InterTech USA is only responsible for the maintenance and support of the circuits and equipment within its facility and under its direct control. The Client is responsible for maintenance and support of the circuit from our facility to and including the Client's facility. Client is responsible for any and all third-party charges regardless of source.

All charges for all services will begin as of the date of first service regardless of public or private classification. Client is responsible for payment for services even if Client never uses the services regardless of reason or cause. Modifications to services will become effective upon receipt and acceptance by InterTech USA of a signed Change Order submitted by Client. Total file sizes including but not limited to email, FTP, web storage, bandwidth usage, and connections are calculated and billed monthly, and include all services on all InterTech USA servers. There are no refunds for cancellations. All fees for the contracted term are due and payable to InterTech USA and will not be prorated in the case of early cancellation by Client for any reason.

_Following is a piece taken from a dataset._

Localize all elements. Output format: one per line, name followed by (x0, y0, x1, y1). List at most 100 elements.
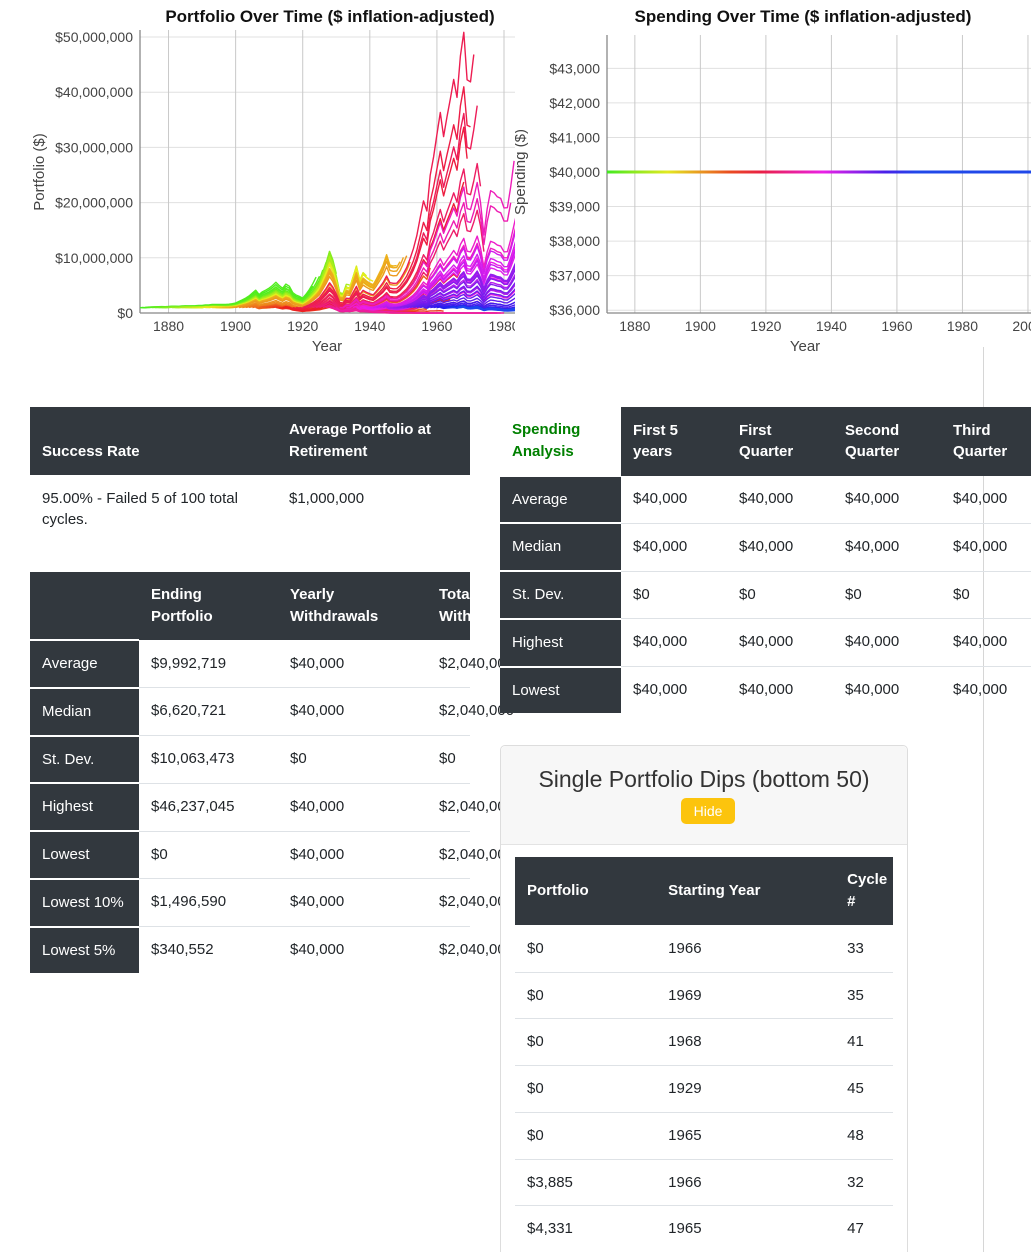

THIS AGREEMENT IS SUBJECT TO ARBITRATION. If a dispute arises with respect to this Agreement or the services provided under this Agreement, either party may submit the dispute to an arbitrator selected by the parties or selected in accordance with the Uniform Arbitration Act, as enacted in the State of Montana. Each party agrees to comply and obey all federal, state, and local laws applicable to the use of the Internet, and the text and other material transmitted on the Internet. No conditions shall be binding on InterTech USA unless specifically agreed to in writing by InterTech USA and attached hereto and made a part hereof. This Agreement supersedes all previous Agreements regardless of source. The current version of this Agreement is available for public review on our web site and will be amended from time to time with all amendments and modifications binding as the original signed Agreement. For the purposes of resolving conflicts that could arise out of this Agreement, all parties agree that the Laws of the State of Montana shall govern this Agreement and that the place of performance of this Agreement is Missoula, Montana.

I have read and agree to all the terms and conditions contained in the InterTech USA Customization Specification Document(CSD), General Design Document(GDD), InterTech USA Change Order(CO), Fee Schedule, Technical Support Schedule, Service Level Agreement(SLA), Acceptable Use Policy(AUP), Privacy Policy, Services Descriptions, and Addendums to the forgoing. I understand that these documents are subject to change by InterTech USA and that the current version is available to the public at and I accept those documents in lieu of formal written notification of any changes.